Echter - op grond van de omstandigheden van het geval en de persoon van verdachte - acht het hof oplegging van een taakstraf in de vorm van een werkstraf van na te melden duur passend en geboden. In het bijzonder heeft het hof hierbij acht geslagen op de omstandigheid dat verdachte bij het bewuste voorval op 6 mei 2004 tijdens het rijverbod slechts een geringe afstand heeft afgelegd met de personenauto."

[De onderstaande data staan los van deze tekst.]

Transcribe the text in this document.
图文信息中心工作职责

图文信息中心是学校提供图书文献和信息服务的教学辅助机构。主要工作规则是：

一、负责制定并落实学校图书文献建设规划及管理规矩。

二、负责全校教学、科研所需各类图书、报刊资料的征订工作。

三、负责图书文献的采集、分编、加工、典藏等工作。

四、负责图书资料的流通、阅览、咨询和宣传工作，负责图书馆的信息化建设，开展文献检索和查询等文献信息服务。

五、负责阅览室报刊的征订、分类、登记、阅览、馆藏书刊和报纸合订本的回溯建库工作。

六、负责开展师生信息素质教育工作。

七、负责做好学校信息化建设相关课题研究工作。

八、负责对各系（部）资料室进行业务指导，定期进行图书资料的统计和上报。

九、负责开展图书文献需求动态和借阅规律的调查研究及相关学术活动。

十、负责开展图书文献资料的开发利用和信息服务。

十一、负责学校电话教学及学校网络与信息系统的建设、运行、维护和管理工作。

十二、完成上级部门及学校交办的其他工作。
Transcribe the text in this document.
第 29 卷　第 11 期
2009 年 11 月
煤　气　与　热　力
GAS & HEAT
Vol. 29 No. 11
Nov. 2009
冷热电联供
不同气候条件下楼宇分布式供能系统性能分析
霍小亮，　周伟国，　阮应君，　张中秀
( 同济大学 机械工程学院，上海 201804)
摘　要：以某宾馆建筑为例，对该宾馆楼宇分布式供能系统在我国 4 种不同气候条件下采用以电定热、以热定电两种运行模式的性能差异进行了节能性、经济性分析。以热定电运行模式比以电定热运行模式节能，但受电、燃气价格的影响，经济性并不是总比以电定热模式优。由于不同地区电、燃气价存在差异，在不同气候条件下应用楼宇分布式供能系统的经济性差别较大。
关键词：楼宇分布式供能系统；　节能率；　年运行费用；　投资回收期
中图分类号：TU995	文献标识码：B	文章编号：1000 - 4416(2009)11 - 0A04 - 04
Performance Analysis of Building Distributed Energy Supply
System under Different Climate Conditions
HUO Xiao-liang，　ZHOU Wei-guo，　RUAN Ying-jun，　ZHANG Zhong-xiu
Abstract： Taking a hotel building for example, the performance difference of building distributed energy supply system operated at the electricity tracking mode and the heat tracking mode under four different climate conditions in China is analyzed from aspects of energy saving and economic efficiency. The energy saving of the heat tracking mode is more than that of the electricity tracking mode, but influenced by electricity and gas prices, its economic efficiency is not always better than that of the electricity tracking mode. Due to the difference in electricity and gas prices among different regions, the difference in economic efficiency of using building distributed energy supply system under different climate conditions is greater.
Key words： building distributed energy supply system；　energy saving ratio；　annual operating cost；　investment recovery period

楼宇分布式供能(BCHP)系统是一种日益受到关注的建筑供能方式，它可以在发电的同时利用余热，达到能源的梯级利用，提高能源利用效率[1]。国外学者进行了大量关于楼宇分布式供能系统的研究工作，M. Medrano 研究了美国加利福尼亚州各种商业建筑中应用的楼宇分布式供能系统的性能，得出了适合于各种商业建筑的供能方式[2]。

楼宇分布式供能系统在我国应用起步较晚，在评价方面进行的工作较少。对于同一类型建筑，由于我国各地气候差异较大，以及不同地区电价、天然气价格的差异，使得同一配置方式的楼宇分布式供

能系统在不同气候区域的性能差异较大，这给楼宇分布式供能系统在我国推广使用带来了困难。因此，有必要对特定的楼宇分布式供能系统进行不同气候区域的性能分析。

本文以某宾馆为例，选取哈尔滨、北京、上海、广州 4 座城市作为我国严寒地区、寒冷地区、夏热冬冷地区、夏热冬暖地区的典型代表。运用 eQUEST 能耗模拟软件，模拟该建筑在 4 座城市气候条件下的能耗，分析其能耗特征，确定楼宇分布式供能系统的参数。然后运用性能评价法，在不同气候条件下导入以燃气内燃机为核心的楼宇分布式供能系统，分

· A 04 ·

9. Het middel klaagt in de eerste plaats dat het onbegrijpelijk is dat het Hof in zijn overwegingen betrekt ' de ernst van het bewezenverklaarde in de verhouding tot andere strafbare feiten', nu het Hof slechts tot uitdrukking zou hebben te brengen de ernst van het bewezenverklaarde. Voorts zou onduidelijk zijn op welk wettelijk strafmaximum respectievelijk 'straffen die voor soortgelijke feiten worden opgelegd' het Hof in zijn overwegingen doelt.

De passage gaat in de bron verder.